A couple of months ago I met Rachel Cohen, a modern dancer/choreographer who combines the aesthetic and physical aspects of dance in elaborate performances that she produces in venues ranging from dance theaters to hospital psychiatric wards. In addition to practicing one of the city’s most endangered art forms, Cohen is running her own dance company. I spent several hours with Rachel and her dancers as they rehearsed for an upcoming show and I wondered about their willingness to invest so much effort and time — and in New York time equals money — in an ephemeral art form with a limited audience.

In the end, the kids just wanted to dance.

Less formal types of dance generally get a pass in New York. At least since Rudolph Giuliani left the Mayor’s office. While Mike Bloomberg is friendlier to getting down, he maintains a low tolerance for what he deems to be lifestyle incursions like public smoking and street freaking (and all-night drum circles).
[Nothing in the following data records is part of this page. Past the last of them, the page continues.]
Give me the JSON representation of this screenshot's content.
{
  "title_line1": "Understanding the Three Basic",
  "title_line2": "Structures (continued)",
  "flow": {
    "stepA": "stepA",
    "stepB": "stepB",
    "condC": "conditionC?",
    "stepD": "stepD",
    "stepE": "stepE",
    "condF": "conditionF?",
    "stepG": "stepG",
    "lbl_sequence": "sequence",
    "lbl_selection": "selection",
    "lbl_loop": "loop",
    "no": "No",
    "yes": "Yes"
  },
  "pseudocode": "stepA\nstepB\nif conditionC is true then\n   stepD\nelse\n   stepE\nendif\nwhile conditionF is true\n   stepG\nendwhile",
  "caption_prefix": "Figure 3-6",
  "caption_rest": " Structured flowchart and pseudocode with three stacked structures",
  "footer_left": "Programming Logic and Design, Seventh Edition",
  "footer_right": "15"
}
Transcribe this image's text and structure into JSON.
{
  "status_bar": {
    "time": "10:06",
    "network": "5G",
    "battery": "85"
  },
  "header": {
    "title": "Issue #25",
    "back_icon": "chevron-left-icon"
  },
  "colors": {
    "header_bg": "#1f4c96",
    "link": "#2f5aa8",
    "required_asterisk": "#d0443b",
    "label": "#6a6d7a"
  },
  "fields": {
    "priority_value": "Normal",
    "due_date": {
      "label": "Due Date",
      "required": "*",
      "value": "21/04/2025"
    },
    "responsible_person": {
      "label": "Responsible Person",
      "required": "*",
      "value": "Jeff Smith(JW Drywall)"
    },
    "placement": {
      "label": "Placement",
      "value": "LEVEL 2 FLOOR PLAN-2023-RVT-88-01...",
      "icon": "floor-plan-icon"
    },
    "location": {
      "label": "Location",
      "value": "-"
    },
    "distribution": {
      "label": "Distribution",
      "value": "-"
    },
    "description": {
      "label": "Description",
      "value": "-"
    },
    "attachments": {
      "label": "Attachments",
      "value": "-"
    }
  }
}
Last fall, I took part in a Rock & Roll Dance ride organized by bike advocacy group Times-Up to promote public ownership of the city’s open spaces. No physical clashes or arrests occurred, but several onlookers got vibed for parking on the dance floor.

Yesterday, I came across a less overtly political form of public dancing on the boardwalk in Coney Island. This seaside shindig is for my money–and it’s free as the sun and air–the beating heart of the New York People’s Partay. In the face of all the grumbling about the city’s gentrification and infringement on civil liberties, it attests to the triumph of the will to boogie and the ultimate power of New Yorkers to hold on to our city by being how we are.

POSTSCRIPT: The above clips were shot in three different video standards: The modern dance piece (first clip) was shot in high definition at 30 frames per second on a Canon HV30. The Times-Up dance ride was filmed in “cinema mode” (24 frames per second), which gives it more of a film-like look, an option on the HV30. The Coney Island boardwalk clip was shot in standard digital video on a Canon PowerShot digicam. Yeah!